The planned launch in February of A4E, a new association for some of Europe’s airlines, is notable for a number of reasons.
First, it brings together European airlines on the legacy and low-cost carrier (LCC) sides. And the LCC members, easyJet and Ryanair, are not IATA members nor were they part of Europe’s AEA organization.
Second, the new organization sprung out of a major split at AEA last year when British Airways (BA), Iberia, Alitalia and airberlin exited.
Third, the Gulf carrier dispute is seen as the main spur of that split, but launch members of the new A4E, which include BA, Lufthansa and Air France-KLM, sit on both sides of the Gulf/liberalization viewpoints.
Meanwhile in the US, Delta exited A4A last year—a major loss for that association financially, although there are no signs of others following suit and the organization still looks strong.

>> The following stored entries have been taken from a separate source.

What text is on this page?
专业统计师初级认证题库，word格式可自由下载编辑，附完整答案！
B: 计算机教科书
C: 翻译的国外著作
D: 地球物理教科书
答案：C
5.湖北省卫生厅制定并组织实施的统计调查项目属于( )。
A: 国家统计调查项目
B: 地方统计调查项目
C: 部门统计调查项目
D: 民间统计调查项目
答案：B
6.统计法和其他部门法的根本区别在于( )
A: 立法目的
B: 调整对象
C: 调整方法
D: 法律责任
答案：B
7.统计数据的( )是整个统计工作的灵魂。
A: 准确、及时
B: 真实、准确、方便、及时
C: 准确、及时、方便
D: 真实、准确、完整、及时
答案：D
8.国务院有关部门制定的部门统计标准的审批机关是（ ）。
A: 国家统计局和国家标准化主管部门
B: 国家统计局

And AAPA is well regarded by its Asia-Pacific airline members, but so far is unable to attract the region’s LCCs or the increasingly important Chinese mainland carriers, despite ongoing campaigns.
The Gulf dispute crept into IATA discussions even though the organization—quite properly—has no mandate to take sides of one airline or a group of airlines over another. IATA, of course, is far more than a lobbying association—it does things for its members which makes it both valuable and expedient.
But there may be a shift occurring in what airlines expect from their associations. The next IATA DG, and the leaders of the regional associations, will need to tread carefully.
If, for example, Ryanair were to join IATA, would that be with the aim of supporting common industry goals on issues such as safety, security, emissions trading, poor regulation and punitive fees? Or would it be to stir controversy and widen the divides that occurred last year on the Gulf carriers and liberalization?
Associations can and do bring value to their members, especially in an industry as regulated as this one and where new fees and taxes pop up like Whack-a-Mole, and lawmakers everywhere think they know best how to run an airline.
But associations must still demonstrate their worth daily and that requires their management teams to be nimble, responsive and adaptive. Never more so than in today’s environment where financial success has become sharply regional, with the large majority of profits being generated by North American airlines.
And airlines, too, must do their part. The point of an association is to present a unified voice on cross-industry issues. That means reaching consensus to the good of all, including the traveling public.
To be an association member, airlines must do more than merely pay their membership fees. They must also pay their dues as good association citizens.